Advisers that recommended Keydata investments who were hoping to avoid a major legal bill may find this has merely been delayed after the industry compensation scheme set aside more than £7m and signalled its intent to pursue the case in the coming year.
Reports over the past couple of months had indicated the Financial Services Compensation Scheme was in a quandary over the case after it settled out of court with five of the six initially chosen lead defendants.
In the latest edition of its industry newsletter, published yesterday (15 April), the scheme said one defendant remained that had submitted its defence in the proceedings.
FSCS also confirmed it had pushed back a case management conference to early May at the earliest.
However, hopes previously expressed that this might mean the case is being reconsidered seem to have been dashed by the revelation in the same document that £7.2m has been set aside in 2014 to 2015 to cover the costs of recovery in relation to Keydata.
This is close to double the £3.8m spent in the past 12 months, though 2013 to 2014 spend was down from an originally budgeted £7.2m due to the legal action being delayed.
FSCS states in the newsletter that expenses “have been less than budgeted due to lower than anticipated activity in the on-going litigation”, but that this is “planned to increase to the previous year’s levels as the cases get closer to trial”.
It adds: “Given the need to have a representative set of investor claims heard by the court, FSCS is currently identifying appropriate replacement lead case defendants from the remaining pool of defendants.
“FSCS will make representations to court about its specific intentions with regard to the selection of lead case defendants at the upcoming case management conference, now likely to be scheduled in early May, when it is anticipated that further directions for trial will be made and a revised timetable will be set.”
The news follows on from the announcement of the final annual levy for 2014/2015 yesterday, the first under the new 36-month funding approach.
The overall levy dropped from £313m forecast in January to £285m, but investment advisers’ allocation was increased by £7m to £112m. The intermediation sub-class was expected to be hit with a top-up after a £30m interim levy relating to Catalyst claims was delayed in March.

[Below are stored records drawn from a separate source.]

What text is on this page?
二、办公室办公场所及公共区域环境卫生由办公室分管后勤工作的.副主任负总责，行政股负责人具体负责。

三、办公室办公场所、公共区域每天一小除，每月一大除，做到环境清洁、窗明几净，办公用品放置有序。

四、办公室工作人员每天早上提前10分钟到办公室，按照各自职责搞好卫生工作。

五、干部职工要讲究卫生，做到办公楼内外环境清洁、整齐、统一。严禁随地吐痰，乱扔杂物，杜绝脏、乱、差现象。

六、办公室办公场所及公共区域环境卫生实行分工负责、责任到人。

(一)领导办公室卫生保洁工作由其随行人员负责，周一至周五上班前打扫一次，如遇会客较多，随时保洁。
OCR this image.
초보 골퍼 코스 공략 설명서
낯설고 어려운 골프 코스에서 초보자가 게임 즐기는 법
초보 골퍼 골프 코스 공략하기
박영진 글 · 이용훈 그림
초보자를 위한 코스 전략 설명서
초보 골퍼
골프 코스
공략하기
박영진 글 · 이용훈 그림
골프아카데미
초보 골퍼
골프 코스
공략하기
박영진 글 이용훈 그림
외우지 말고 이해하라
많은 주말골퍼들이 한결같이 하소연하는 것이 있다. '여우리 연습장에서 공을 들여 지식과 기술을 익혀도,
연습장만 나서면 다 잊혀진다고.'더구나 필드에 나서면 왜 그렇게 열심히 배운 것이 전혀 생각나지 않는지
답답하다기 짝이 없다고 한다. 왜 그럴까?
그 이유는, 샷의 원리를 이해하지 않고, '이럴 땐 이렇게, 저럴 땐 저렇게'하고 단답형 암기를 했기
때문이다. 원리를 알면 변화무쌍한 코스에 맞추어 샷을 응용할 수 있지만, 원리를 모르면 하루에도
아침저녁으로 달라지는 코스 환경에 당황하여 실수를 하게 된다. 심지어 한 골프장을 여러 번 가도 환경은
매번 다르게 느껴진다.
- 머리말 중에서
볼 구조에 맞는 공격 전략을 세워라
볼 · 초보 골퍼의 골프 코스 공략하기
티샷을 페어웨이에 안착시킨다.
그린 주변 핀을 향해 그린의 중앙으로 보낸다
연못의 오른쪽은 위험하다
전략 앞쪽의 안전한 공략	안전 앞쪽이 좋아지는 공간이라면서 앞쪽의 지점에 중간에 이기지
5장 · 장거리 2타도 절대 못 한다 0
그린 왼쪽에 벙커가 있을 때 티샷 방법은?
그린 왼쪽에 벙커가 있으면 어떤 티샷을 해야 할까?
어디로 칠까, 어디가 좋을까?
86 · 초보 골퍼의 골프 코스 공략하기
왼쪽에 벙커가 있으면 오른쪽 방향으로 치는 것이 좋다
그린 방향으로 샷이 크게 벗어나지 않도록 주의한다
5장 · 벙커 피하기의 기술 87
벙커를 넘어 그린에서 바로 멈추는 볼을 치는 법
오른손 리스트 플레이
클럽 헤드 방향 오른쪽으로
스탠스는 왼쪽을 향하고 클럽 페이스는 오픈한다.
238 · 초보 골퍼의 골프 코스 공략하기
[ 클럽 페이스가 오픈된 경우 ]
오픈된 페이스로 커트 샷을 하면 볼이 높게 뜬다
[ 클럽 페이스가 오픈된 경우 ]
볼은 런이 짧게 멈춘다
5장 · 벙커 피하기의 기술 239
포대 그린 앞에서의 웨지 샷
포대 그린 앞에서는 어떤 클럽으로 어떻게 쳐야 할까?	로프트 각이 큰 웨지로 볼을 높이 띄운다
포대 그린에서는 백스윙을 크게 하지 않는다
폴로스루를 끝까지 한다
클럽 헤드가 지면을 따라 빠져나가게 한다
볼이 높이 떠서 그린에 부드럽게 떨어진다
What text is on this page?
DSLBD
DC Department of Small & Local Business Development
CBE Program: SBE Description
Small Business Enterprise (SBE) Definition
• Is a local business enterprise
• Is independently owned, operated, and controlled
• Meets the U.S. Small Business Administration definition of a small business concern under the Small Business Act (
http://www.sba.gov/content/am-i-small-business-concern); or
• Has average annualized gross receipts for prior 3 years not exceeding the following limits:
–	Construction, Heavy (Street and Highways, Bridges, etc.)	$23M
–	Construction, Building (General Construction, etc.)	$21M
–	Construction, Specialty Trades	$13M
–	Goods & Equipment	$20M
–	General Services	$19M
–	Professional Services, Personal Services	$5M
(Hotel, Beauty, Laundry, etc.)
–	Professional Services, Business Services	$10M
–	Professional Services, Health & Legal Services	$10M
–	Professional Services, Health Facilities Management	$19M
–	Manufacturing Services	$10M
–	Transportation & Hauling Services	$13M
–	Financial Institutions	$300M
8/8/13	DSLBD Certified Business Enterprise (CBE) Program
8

In a blog post to be published today, Mark Neale, chief executive of the FSCS, will say that some £336m in recoveries and close to £80m relating to Keydata in particular have been party responsible for keeping levies lower than they might otherwise be.
The newsletter revealed that recoveries in relating to Keydata stand at £44m for the past year, but it is not clear how much of this is related to the out of court settlements that have been agreed.
Mr Neale will say: “In some cases, we shall return these recoveries to the industry. Fund managers who contributed to the Keydata levy will receive a proportionate cheque, for example. The recoveries due to investment intermediaries will be used by FSCS to offset compensation costs.